In most patients, including those with organic cardiac disease, the negative
inotropic action of verapamil is countered by reduction of afterload and
cardiac index remains unchanged. During isometric or dynamic exercise,
verapamil does not alter systolic cardiac function in patients with normal
ventricular function. Improved left ventricular diastolic function in patients
with Idiopathic Hypertrophic Subaortic Stenosis (IHSS) and those with coronary
heart disease has also been observed with verapamil. In patients with severe
left ventricular dysfunction (e.g., pulmonary wedge pressure above 20 mm Hg or
ejection fraction less than 30%), or in patients taking beta-adrenergic
blocking agents or other cardiodepressant drugs, deterioration of ventricular
function may occur (see DRUG INTERACTIONS).
Pulmonary Function
Verapamil does not induce bronchoconstriction and, hence,
does not impair ventilatory function.
Verapamil has been shown to have either a neutral or
relaxant effect on bronchial smooth muscle.

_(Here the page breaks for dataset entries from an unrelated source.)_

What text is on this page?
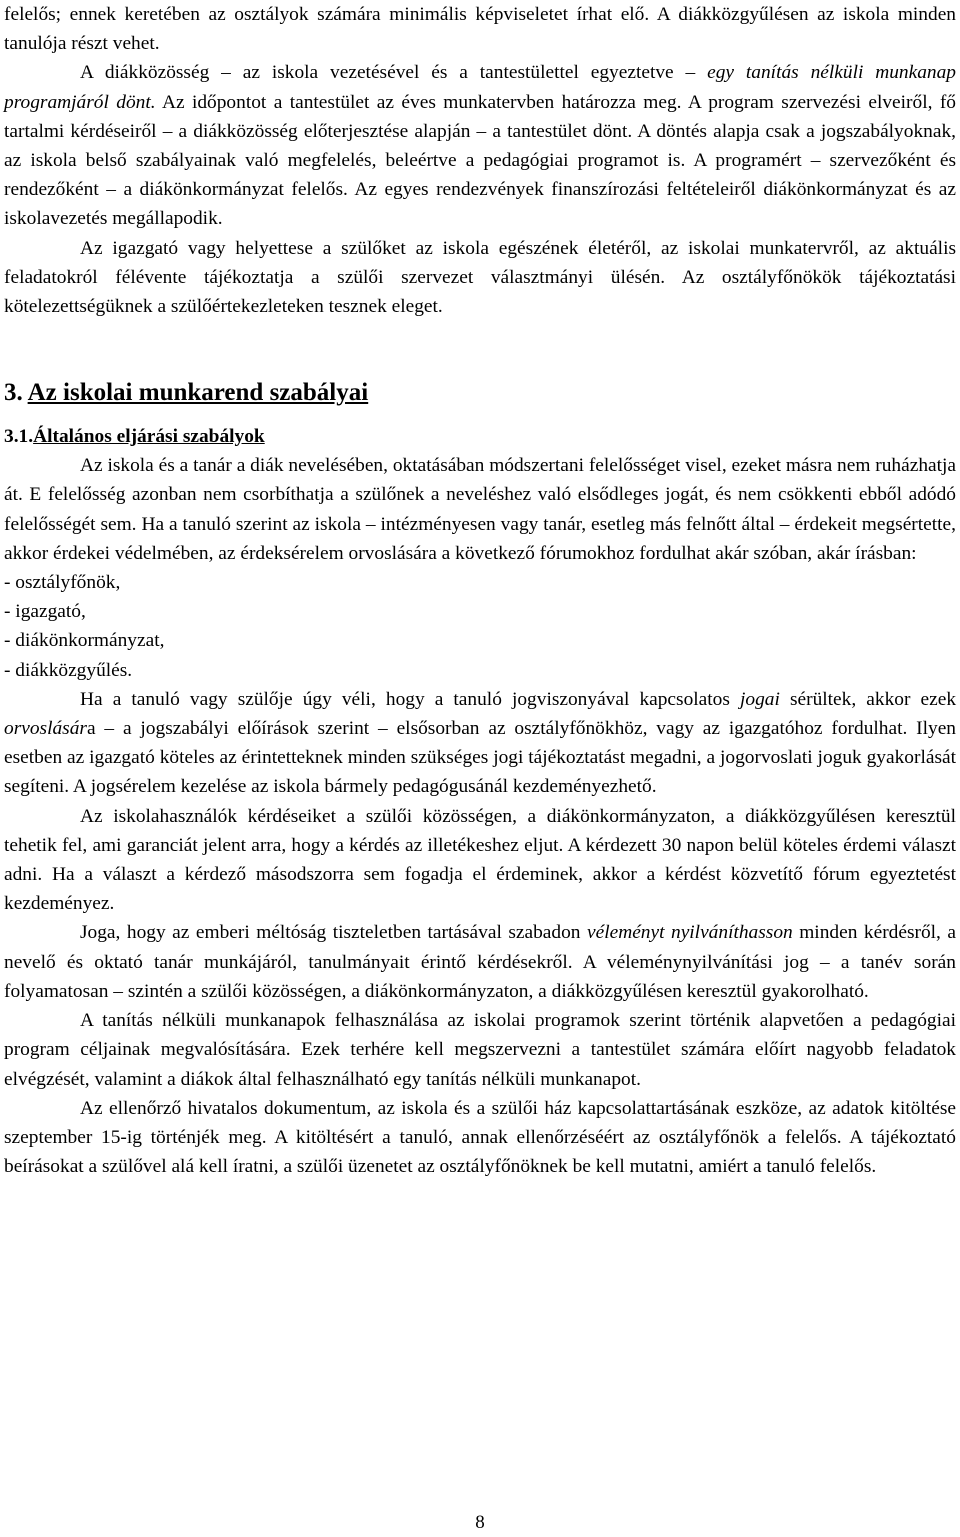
felelős; ennek keretében az osztályok számára minimális képviseletet írhat elő. A diákközgyűlésen az iskola minden tanulója részt vehet.

A diákközösség – az iskola vezetésével és a tantestülettel egyeztetve – egy tanítás nélküli munkanap programjáról dönt. Az időpontot a tantestület az éves munkatervben határozza meg. A program szervezési elveiről, fő tartalmi kérdéseiről – a diákközösség előterjesztése alapján – a tantestület dönt. A döntés alapja csak a jogszabályoknak, az iskola belső szabályainak való megfelelés, beleértve a pedagógiai programot is. A programért – szervezőként és rendezőként – a diákönkormányzat felelős. Az egyes rendezvények finanszírozási feltételeiről diákönkormányzat és az iskolavezetés megállapodik.

Az igazgató vagy helyettese a szülőket az iskola egészének életéről, az iskolai munkatervről, az aktuális feladatokról félévente tájékoztatja a szülői szervezet választmányi ülésén. Az osztályfőnökök tájékoztatási kötelezettségüknek a szülőértekezleteken tesznek eleget.

3. Az iskolai munkarend szabályai
3.1.Általános eljárási szabályok

Az iskola és a tanár a diák nevelésében, oktatásában módszertani felelősséget visel, ezeket másra nem ruházhatja át. E felelősség azonban nem csorbíthatja a szülőnek a neveléshez való elsődleges jogát, és nem csökkenti ebből adódó felelősségét sem. Ha a tanuló szerint az iskola – intézményesen vagy tanár, esetleg más felnőtt által – érdekeit megsértette, akkor érdekei védelmében, az érdeksérelem orvoslására a következő fórumokhoz fordulhat akár szóban, akár írásban:

- osztályfőnök,

- igazgató,

- diákönkormányzat,

- diákközgyűlés.

Ha a tanuló vagy szülője úgy véli, hogy a tanuló jogviszonyával kapcsolatos jogai sérültek, akkor ezek orvoslására – a jogszabályi előírások szerint – elsősorban az osztályfőnökhöz, vagy az igazgatóhoz fordulhat. Ilyen esetben az igazgató köteles az érintetteknek minden szükséges jogi tájékoztatást megadni, a jogorvoslati joguk gyakorlását segíteni. A jogsérelem kezelése az iskola bármely pedagógusánál kezdeményezhető.

Az iskolahasználók kérdéseiket a szülői közösségen, a diákönkormányzaton, a diákközgyűlésen keresztül tehetik fel, ami garanciát jelent arra, hogy a kérdés az illetékeshez eljut. A kérdezett 30 napon belül köteles érdemi választ adni. Ha a választ a kérdező másodszorra sem fogadja el érdeminek, akkor a kérdést közvetítő fórum egyeztetést kezdeményez.

Joga, hogy az emberi méltóság tiszteletben tartásával szabadon véleményt nyilváníthasson minden kérdésről, a nevelő és oktató tanár munkájáról, tanulmányait érintő kérdésekről. A véleménynyilvánítási jog – a tanév során folyamatosan – szintén a szülői közösségen, a diákönkormányzaton, a diákközgyűlésen keresztül gyakorolható.

A tanítás nélküli munkanapok felhasználása az iskolai programok szerint történik alapvetően a pedagógiai program céljainak megvalósítására. Ezek terhére kell megszervezni a tantestület számára előírt nagyobb feladatok elvégzését, valamint a diákok által felhasználható egy tanítás nélküli munkanapot.

Az ellenőrző hivatalos dokumentum, az iskola és a szülői ház kapcsolattartásának eszköze, az adatok kitöltése szeptember 15-ig történjék meg. A kitöltésért a tanuló, annak ellenőrzéséért az osztályfőnök a felelős. A tájékoztató beírásokat a szülővel alá kell íratni, a szülői üzenetet az osztályfőnöknek be kell mutatni, amiért a tanuló felelős.

8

Animal Pharmacology And/Or Animal Toxicology
In chronic animal toxicology studies, verapamil caused
lenticular and/or suture line changes at 30 mg/kg/day or greater, and frank
cataracts at 62.5 mg/kg/day or greater in the beagle dog but not in the rat.
Development of cataracts due to verapamil has not been reported in man.